How much do apprenticeship programs pay off for businesses? That is the missing piece of the puzzle. There is inadequate longitudinal research on the return on investment to employers who sponsor apprenticeships in the United States (although there is ample evidence of positive ROI in other countries). Currently, economists at Case Western Reserve University and the Department of Commerce are conducting a study to produce an estimate of the ROI of registered apprenticeships in the United States Our panelists encouraged federal and state funding of more studies to help make a solid economic case for expanding apprenticeships.
Utilize Existing Resources
Lack of funding is a major obstacle of apprenticeship expansion.
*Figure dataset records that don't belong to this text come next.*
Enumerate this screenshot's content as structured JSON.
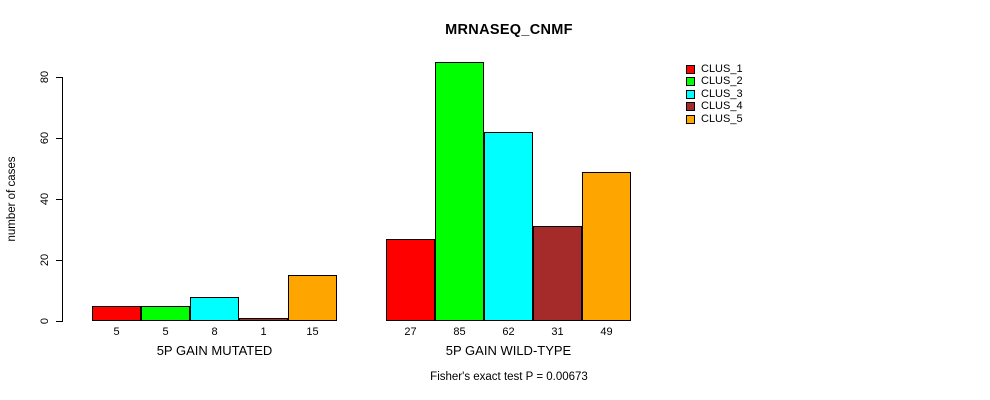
{
  "chart_data": {
    "type": "bar",
    "title": "MRNASEQ_CNMF",
    "xlabel": "",
    "ylabel": "number of cases",
    "ylim": [
      0,
      80
    ],
    "yticks": [
      0,
      20,
      40,
      60,
      80
    ],
    "grid": false,
    "legend_position": "top-right",
    "series": [
      {
        "name": "CLUS_1",
        "color": "#FF0000"
      },
      {
        "name": "CLUS_2",
        "color": "#00FF00"
      },
      {
        "name": "CLUS_3",
        "color": "#00FFFF"
      },
      {
        "name": "CLUS_4",
        "color": "#A52A2A"
      },
      {
        "name": "CLUS_5",
        "color": "#FFA500"
      }
    ],
    "groups": [
      {
        "label": "5P GAIN MUTATED",
        "values": [
          5,
          5,
          8,
          1,
          15
        ]
      },
      {
        "label": "5P GAIN WILD-TYPE",
        "values": [
          27,
          85,
          62,
          31,
          49
        ]
      }
    ]
  },
  "footer": {
    "caption": "Fisher's exact test P = 0.00673"
  }
}
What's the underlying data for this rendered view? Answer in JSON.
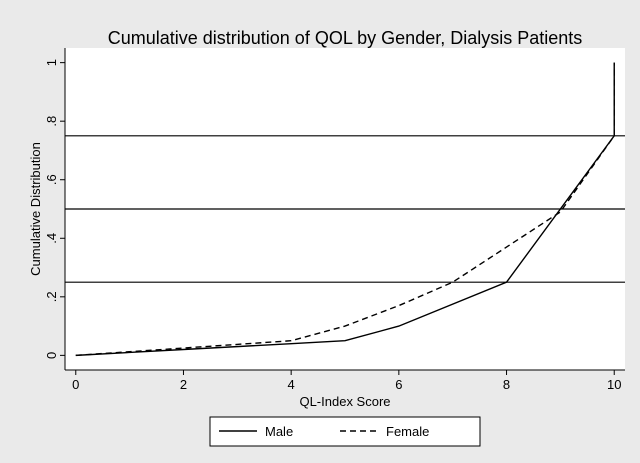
{
  "chart_data": {
    "type": "line",
    "title": "Cumulative distribution of QOL by Gender, Dialysis Patients",
    "x_label": "QL-Index Score",
    "y_label": "Cumulative Distribution",
    "series": [
      {
        "name": "Male",
        "color": "#000000",
        "line_style": "solid",
        "x": [
          0,
          2,
          4,
          5,
          6,
          8,
          10,
          10
        ],
        "values": [
          0,
          0.02,
          0.04,
          0.05,
          0.1,
          0.25,
          0.75,
          1
        ]
      },
      {
        "name": "Female",
        "color": "#000000",
        "line_style": "dashed",
        "x": [
          0,
          2,
          4,
          5,
          6,
          7,
          8,
          9,
          10,
          10
        ],
        "values": [
          0,
          0.025,
          0.05,
          0.1,
          0.17,
          0.25,
          0.37,
          0.49,
          0.75,
          1
        ]
      }
    ],
    "reference_lines": [
      0.25,
      0.5,
      0.75
    ],
    "xlim": [
      -0.2,
      10.2
    ],
    "xticks": [
      0,
      2,
      4,
      6,
      8,
      10
    ],
    "ylim": [
      -0.05,
      1.05
    ],
    "yticks": [
      0,
      {
        "value": 0.2,
        "label": ".2"
      },
      {
        "value": 0.4,
        "label": ".4"
      },
      {
        "value": 0.6,
        "label": ".6"
      },
      {
        "value": 0.8,
        "label": ".8"
      },
      1
    ],
    "legend": "bottom"
  }
}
While it is important to get states and the federal government to invest more in the system, there are also many ways that stakeholders can utilize existing resources to expand apprenticeships right now.
Governments in other countries, such as Germany and Switzerland, fund classroom instruction that complements the on-the-job training. Robert Lerman noted that in the United States, such instruction can be included in our high school curriculum. While courses should ideally be designed in partnership with local businesses, designing apprenticeship programs within the high school setting will take advantage of funding that is already funneled through the secondary education system.
Many companies also already have dedicated resources for programs such as summer internships and fellowships, but they are usually for people college-aged or older. As Nancy Hoffman, vice president and senior advisor at Jobs for the Future, noted, these could easily be reallocated to serve younger people. Again, the difficulty is to convince employers that it pays off to invest in the education and training of younger students. As Hoffman stated, “we need to persuade them that 16-year-olds are eager and smart and willing to work hard.”
Learn From Labor
Currently, the majority of registered apprenticeships are in the building trades, run by joint labor-management partnerships that train hundreds of thousands of apprentices each year. While one large challenge will be to expand apprenticeships beyond traditional trades, there is much to learn from North America’s Building Trades Unions (NABTU), which have run successful apprenticeship programs for over a century.
Take, for example, the fact that registered apprentices earn an average starting salary of $50,000. As Dr. Tom Kriger, director of research at NABTU, stated, “Make no mistake, those good wages are the result of collective bargaining, not just the apprenticeship programs.”
However, trade apprenticeships often lack racial and gender diversity. In a Mathematica Policy Research report on registered apprenticeships, only 32 percent of those surveyed were minorities and only 9 percent were female. NABTU is attempting to reverse this dynamic through its pre-apprenticeship program called the Multi-Craft Core Curriculum, which is aimed specifically at diversifying their workforce. The curriculum gives students a general foundation that prepares them for an apprenticeship in multiple trades.
Investing in Youth
At the conference, Maalik Groves, a first-year IT apprentice at the Urban Technology Project stated about his program, “I am learning and doing what I love to do, and the best part is that I am getting paid to do it.” Too many of our country’s youth are not given this chance to develop the skills they need to create a career from their passions.
This comes with a price for our society as a whole. Measure of America estimates that disconnected youth cost taxpayers $26.8 billion in 2013 alone, due to incarceration costs, Medicaid, public assistance payments, and Supplemental Security Income payments. An expansion of our youth apprenticeship system would help combat these problems by supporting both businesses and the young people who will make up our future workforce.